Of course, I had to wend my way around from the other side to experience the school from its front as well. By then the forebodingly cloudy skies had begun to fulfil their promise, so here’s a rather grey and rainspotty take on this magnificent structure:
There are many angles from which one can re-discover the school, if one chooses different paths to head upwards. Another lovely path went something like this:
And then, round the corner:
That round, rose-red building is the Church of St. Mary of the Mongols. As you might have surmised from its name, it’s a church with quite the story behind it — and apparently it’s also the only Byzantine church in Constantinople/Istanbul that’s never been converted to a mosque, no less! The things one bumps into strolling around this city…
To me this is one of the most quietly spectacular things about Istanbul, deservingly known as the ‘City of Seven Hills’ — there are often so many different angles and views one can have of the same structure or the same street, depending on which path one takes to get there.
I later happened to get caught in pouring rain during my stroll (completely my fault, since I studiously ignored all signs of imminent heavy waterfall due to enjoying my walk so much).

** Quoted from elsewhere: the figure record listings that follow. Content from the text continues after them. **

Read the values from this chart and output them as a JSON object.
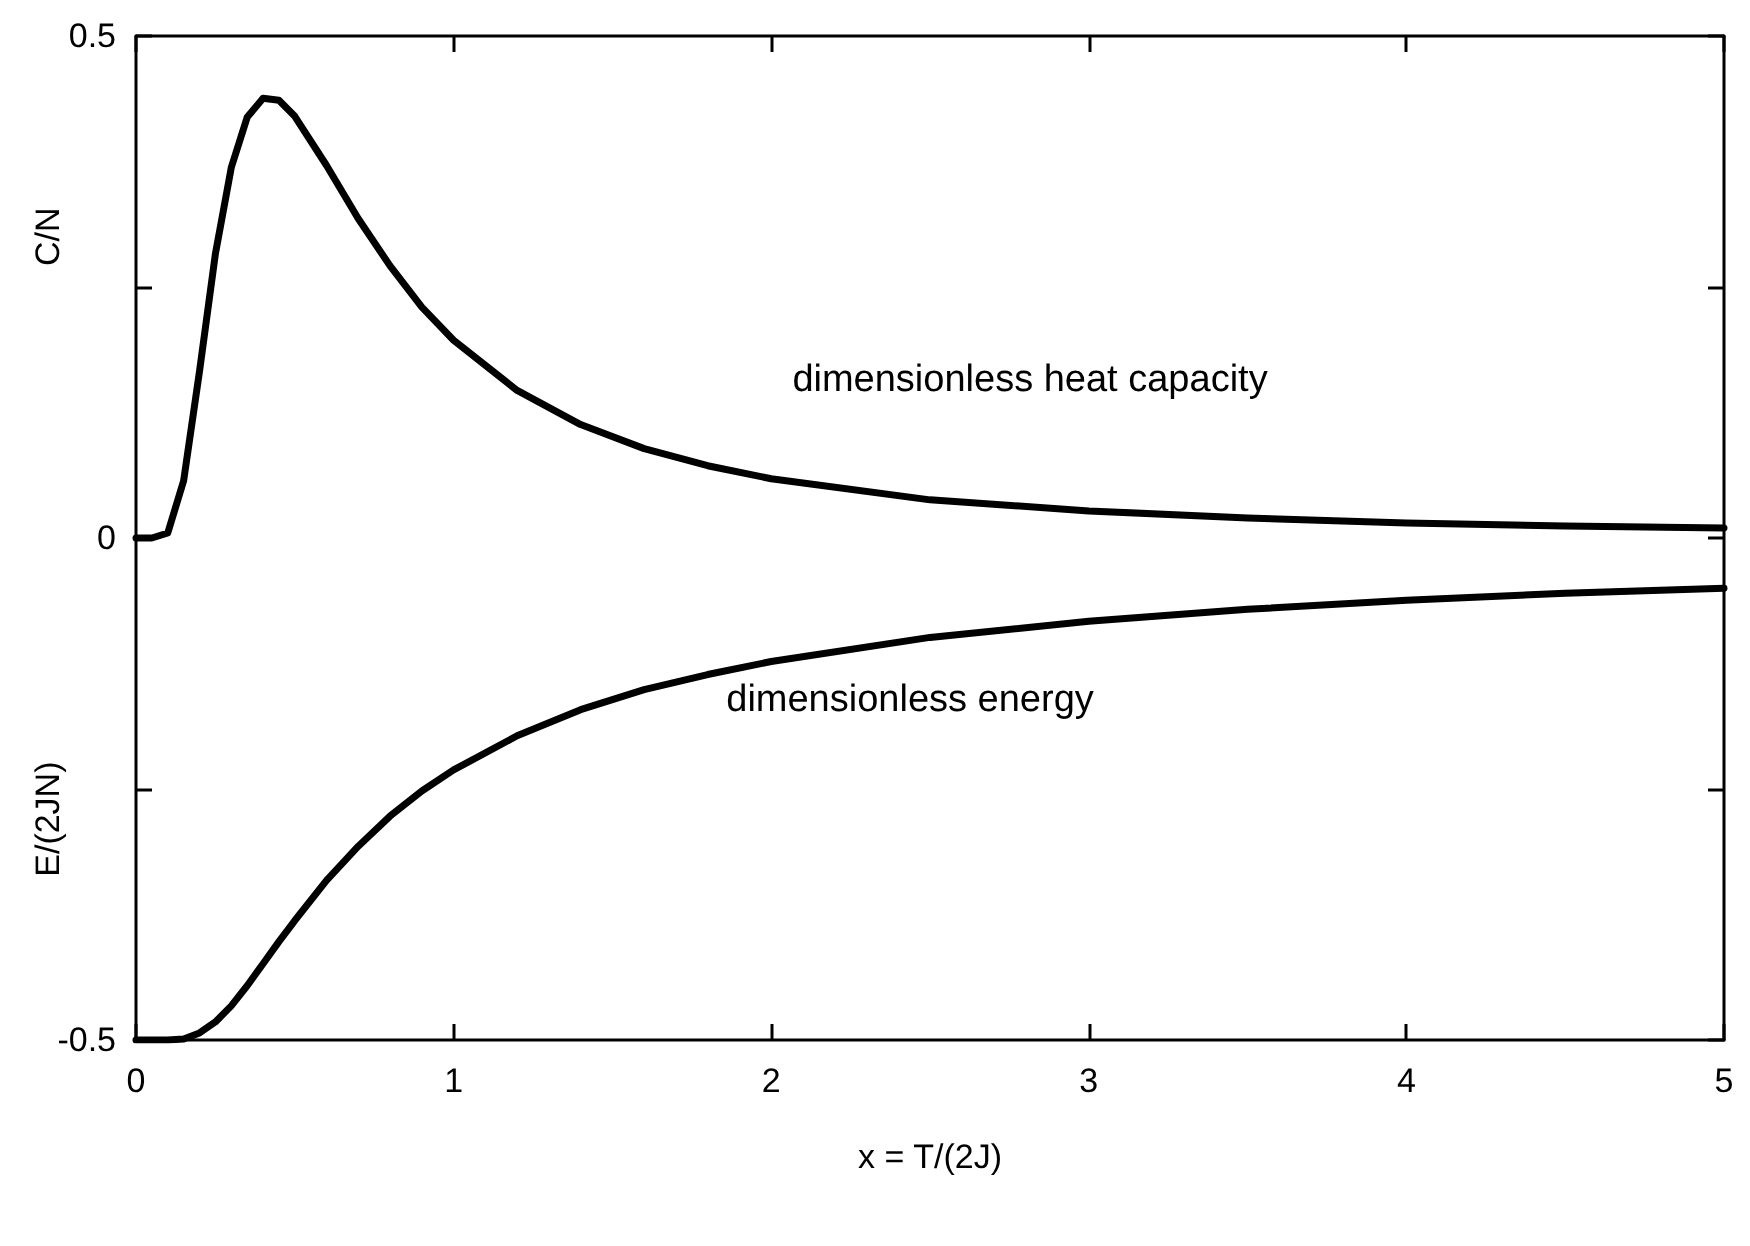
{
  "chart_data": {
    "type": "line",
    "xlabel": "x = T/(2J)",
    "ylabel": "C/N",
    "x": [
      0,
      0.05,
      0.1,
      0.15,
      0.2,
      0.25,
      0.3,
      0.35,
      0.4,
      0.45,
      0.5,
      0.6,
      0.7,
      0.8,
      0.9,
      1.0,
      1.2,
      1.4,
      1.6,
      1.8,
      2.0,
      2.5,
      3,
      3.5,
      4,
      4.5,
      5
    ],
    "series": [
      {
        "color": "#000000",
        "values": [
          0,
          0,
          0.005,
          0.057,
          0.166,
          0.283,
          0.369,
          0.419,
          0.438,
          0.436,
          0.42,
          0.371,
          0.318,
          0.271,
          0.23,
          0.197,
          0.147,
          0.113,
          0.089,
          0.072,
          0.059,
          0.038,
          0.027,
          0.02,
          0.015,
          0.012,
          0.01
        ]
      },
      {
        "color": "#000000",
        "values": [
          -0.5,
          -0.5,
          -0.5,
          -0.499,
          -0.493,
          -0.482,
          -0.466,
          -0.446,
          -0.424,
          -0.402,
          -0.381,
          -0.341,
          -0.307,
          -0.277,
          -0.252,
          -0.231,
          -0.197,
          -0.171,
          -0.151,
          -0.136,
          -0.123,
          -0.099,
          -0.083,
          -0.071,
          -0.062,
          -0.055,
          -0.05
        ]
      }
    ],
    "annotations": [
      "dimensionless heat capacity",
      "dimensionless energy",
      "E/(2JN)"
    ],
    "xlim": [
      0,
      5
    ],
    "ylim": [
      -0.5,
      0.5
    ],
    "xticks": [
      0,
      1,
      2,
      3,
      4,
      5
    ],
    "yticks": [
      -0.5,
      {
        "value": -0.25,
        "label": null
      },
      0,
      {
        "value": 0.25,
        "label": null
      },
      0.5
    ],
    "grid": false,
    "marker": "none",
    "line_style": "solid"
  }
}
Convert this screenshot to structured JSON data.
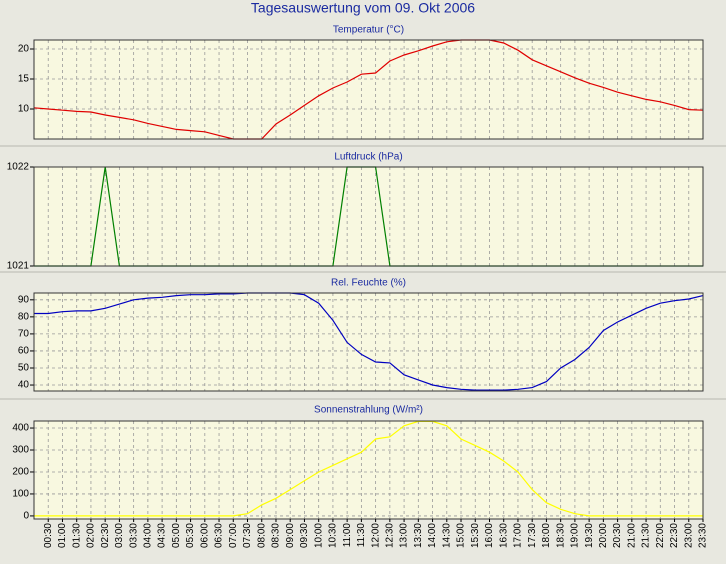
{
  "title": "Tagesauswertung vom 09. Okt 2006",
  "chart_data": [
    {
      "type": "line",
      "title": "Temperatur (°C)",
      "color": "#e00000",
      "values": [
        10.2,
        10.0,
        9.8,
        9.6,
        9.5,
        9.0,
        8.6,
        8.2,
        7.6,
        7.1,
        6.6,
        6.4,
        6.2,
        5.6,
        5.0,
        5.0,
        5.0,
        7.5,
        9.0,
        10.6,
        12.2,
        13.5,
        14.5,
        15.8,
        16.0,
        18.0,
        19.0,
        19.7,
        20.5,
        21.2,
        21.5,
        21.5,
        21.5,
        21.0,
        19.8,
        18.2,
        17.2,
        16.2,
        15.2,
        14.3,
        13.6,
        12.8,
        12.2,
        11.6,
        11.2,
        10.6,
        9.9,
        9.8
      ],
      "ylim": [
        5,
        21.5
      ],
      "yticks": [
        10,
        15,
        20
      ],
      "grid": true
    },
    {
      "type": "line",
      "title": "Luftdruck (hPa)",
      "color": "#008000",
      "values": [
        1021,
        1021,
        1021,
        1021,
        1021,
        1022,
        1021,
        1021,
        1021,
        1021,
        1021,
        1021,
        1021,
        1021,
        1021,
        1021,
        1021,
        1021,
        1021,
        1021,
        1021,
        1021,
        1022,
        1022,
        1022,
        1021,
        1021,
        1021,
        1021,
        1021,
        1021,
        1021,
        1021,
        1021,
        1021,
        1021,
        1021,
        1021,
        1021,
        1021,
        1021,
        1021,
        1021,
        1021,
        1021,
        1021,
        1021,
        1021
      ],
      "ylim": [
        1021,
        1022
      ],
      "yticks": [
        1021,
        1022
      ],
      "grid": true
    },
    {
      "type": "line",
      "title": "Rel. Feuchte (%)",
      "color": "#0000c0",
      "values": [
        82,
        82,
        83,
        83.5,
        83.5,
        85,
        87.5,
        90,
        91,
        91.5,
        92.5,
        93,
        93,
        93.5,
        93.5,
        94,
        94,
        94,
        94,
        93,
        88,
        78,
        65,
        58,
        53.5,
        53,
        46,
        43,
        40,
        38.5,
        37.5,
        37,
        37,
        37,
        37.5,
        38.5,
        42,
        50,
        55,
        62,
        72,
        77,
        81,
        85,
        88,
        89.5,
        90.5,
        92.5
      ],
      "ylim": [
        36.5,
        94
      ],
      "yticks": [
        40,
        50,
        60,
        70,
        80,
        90
      ],
      "grid": true
    },
    {
      "type": "line",
      "title": "Sonnenstrahlung (W/m²)",
      "color": "#ffff00",
      "categories": [
        null,
        "00:30",
        "01:00",
        "01:30",
        "02:00",
        "02:30",
        "03:00",
        "03:30",
        "04:00",
        "04:30",
        "05:00",
        "05:30",
        "06:00",
        "06:30",
        "07:00",
        "07:30",
        "08:00",
        "08:30",
        "09:00",
        "09:30",
        "10:00",
        "10:30",
        "11:00",
        "11:30",
        "12:00",
        "12:30",
        "13:00",
        "13:30",
        "14:00",
        "14:30",
        "15:00",
        "15:30",
        "16:00",
        "16:30",
        "17:00",
        "17:30",
        "18:00",
        "18:30",
        "19:00",
        "19:30",
        "20:00",
        "20:30",
        "21:00",
        "21:30",
        "22:00",
        "22:30",
        "23:00",
        "23:30"
      ],
      "values": [
        0,
        0,
        0,
        0,
        0,
        0,
        0,
        0,
        0,
        0,
        0,
        0,
        0,
        0,
        0,
        10,
        50,
        80,
        120,
        160,
        200,
        230,
        260,
        290,
        350,
        360,
        410,
        430,
        430,
        410,
        350,
        320,
        290,
        250,
        200,
        120,
        60,
        30,
        10,
        0,
        0,
        0,
        0,
        0,
        0,
        0,
        0,
        0
      ],
      "ylim": [
        -14,
        432
      ],
      "yticks": [
        0,
        100,
        200,
        300,
        400
      ],
      "grid": true
    }
  ]
}
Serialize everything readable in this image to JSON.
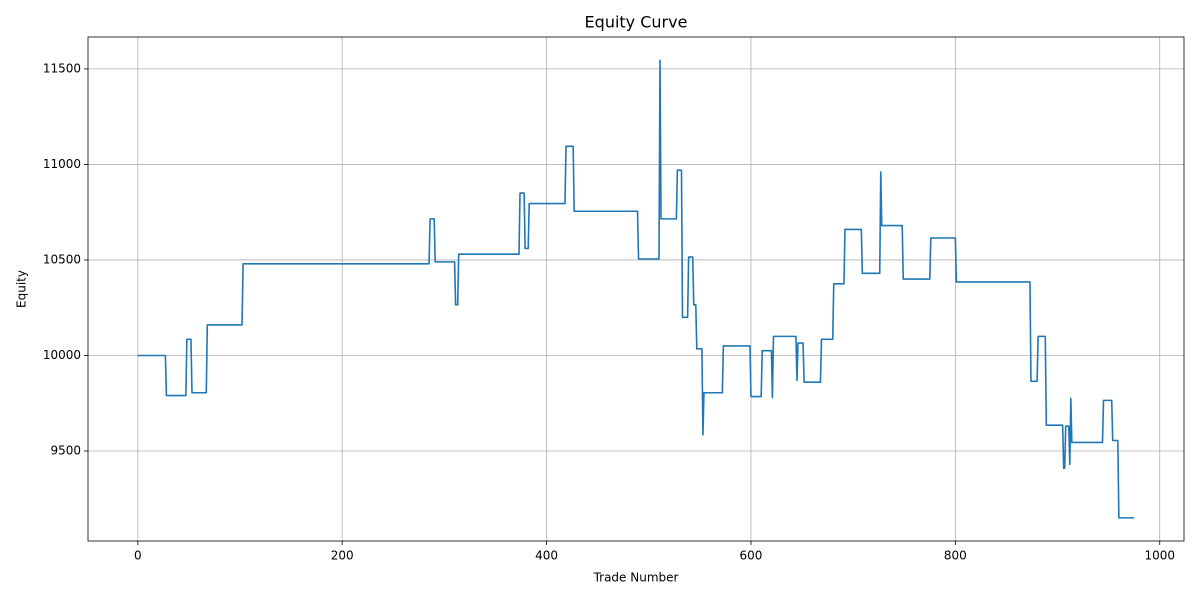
{
  "chart_data": {
    "type": "line",
    "title": "Equity Curve",
    "xlabel": "Trade Number",
    "ylabel": "Equity",
    "grid": true,
    "xlim": [
      -48.75,
      1023.75
    ],
    "ylim": [
      9029,
      11667
    ],
    "xticks": [
      0,
      200,
      400,
      600,
      800,
      1000
    ],
    "yticks": [
      9500,
      10000,
      10500,
      11000,
      11500
    ],
    "series": [
      {
        "name": "Equity",
        "color": "#1f77b4",
        "x": [
          0,
          27,
          28,
          47,
          48,
          52,
          53,
          67,
          68,
          102,
          103,
          285,
          286,
          290,
          291,
          310,
          311,
          313,
          314,
          373,
          374,
          378,
          379,
          382,
          383,
          418,
          419,
          426,
          427,
          489,
          490,
          510,
          511,
          512,
          527,
          528,
          532,
          533,
          538,
          539,
          543,
          544,
          546,
          547,
          552,
          553,
          554,
          572,
          573,
          599,
          600,
          610,
          611,
          620,
          621,
          622,
          644,
          645,
          646,
          651,
          652,
          668,
          669,
          680,
          681,
          691,
          692,
          708,
          709,
          726,
          727,
          728,
          748,
          749,
          775,
          776,
          800,
          801,
          873,
          874,
          880,
          881,
          888,
          889,
          905,
          906,
          907,
          908,
          911,
          912,
          913,
          914,
          944,
          945,
          953,
          954,
          959,
          960,
          975
        ],
        "values": [
          10000,
          10000,
          9790,
          9790,
          10085,
          10085,
          9805,
          9805,
          10160,
          10160,
          10480,
          10480,
          10715,
          10715,
          10490,
          10490,
          10265,
          10265,
          10530,
          10530,
          10850,
          10850,
          10560,
          10560,
          10795,
          10795,
          11095,
          11095,
          10755,
          10755,
          10505,
          10505,
          11545,
          10715,
          10715,
          10970,
          10970,
          10200,
          10200,
          10515,
          10515,
          10265,
          10265,
          10035,
          10035,
          9585,
          9805,
          9805,
          10050,
          10050,
          9785,
          9785,
          10025,
          10025,
          9780,
          10100,
          10100,
          9870,
          10065,
          10065,
          9860,
          9860,
          10085,
          10085,
          10375,
          10375,
          10660,
          10660,
          10430,
          10430,
          10960,
          10680,
          10680,
          10400,
          10400,
          10615,
          10615,
          10385,
          10385,
          9865,
          9865,
          10100,
          10100,
          9635,
          9635,
          9410,
          9410,
          9630,
          9630,
          9430,
          9775,
          9545,
          9545,
          9765,
          9765,
          9555,
          9555,
          9150,
          9150
        ]
      }
    ]
  }
}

Once the downpour started, I ducked under a modest eave of the nearest building and was content to stand there for as long as needed, until I was beckoned insistently over by the owner of a kahve opposite. I was surprised, as generally kahves in Turkey are gathering places for men only, and from the same neighbourhood, to socialise, usually playing cards and other games while drinking tea or coffee. So I was an intruding ‘outsider’ on more than one count. Yet it was very pleasant to sit there quietly watching the rain in their company as they went on with their games, newspapers, and coffee; and I was served my own newly brewed cup of tea as well without so much as a word from the owner, who promptly disappeared into the back of the establishment somewhere. Such a kind and spontaneous yet typical instance of Turkish hospitality.
As with most places, the area took on a very different atmosphere under blue skies and bright sun:
In and around one specific street, Vodina Caddesi, the beginning signs of gentrification are most obvious:
I went to have a look at the official Fener-Balat project website, entitled ‘Rehabilitation of Fener and Balat Districts Programme,’ actually a joint project between the Fatih Municipality and the European Commission. I was surprised, though, to read that “the Programme will be completed by the end of 2007” — that was a whopping seven years ago! I’m not sure what to make of that — clearly the neighbourhood in its current state doesn’t send that sort of message. I tried ‘www.fenerbalatimiz.com‘ as well, an address given on some of the signboards, but that led to an Internet dead-end as well (site not working as of this post). I wonder what’s going on now, what people are heading the project (if it still exists in an organised fashion), and what the future of this historic and charismatic neighbourhood, with its many tucked-away treasures, will be.
A cursory stroll wasn’t nearly enough, and I’ll definitely be back to get to know Fener and Balat better!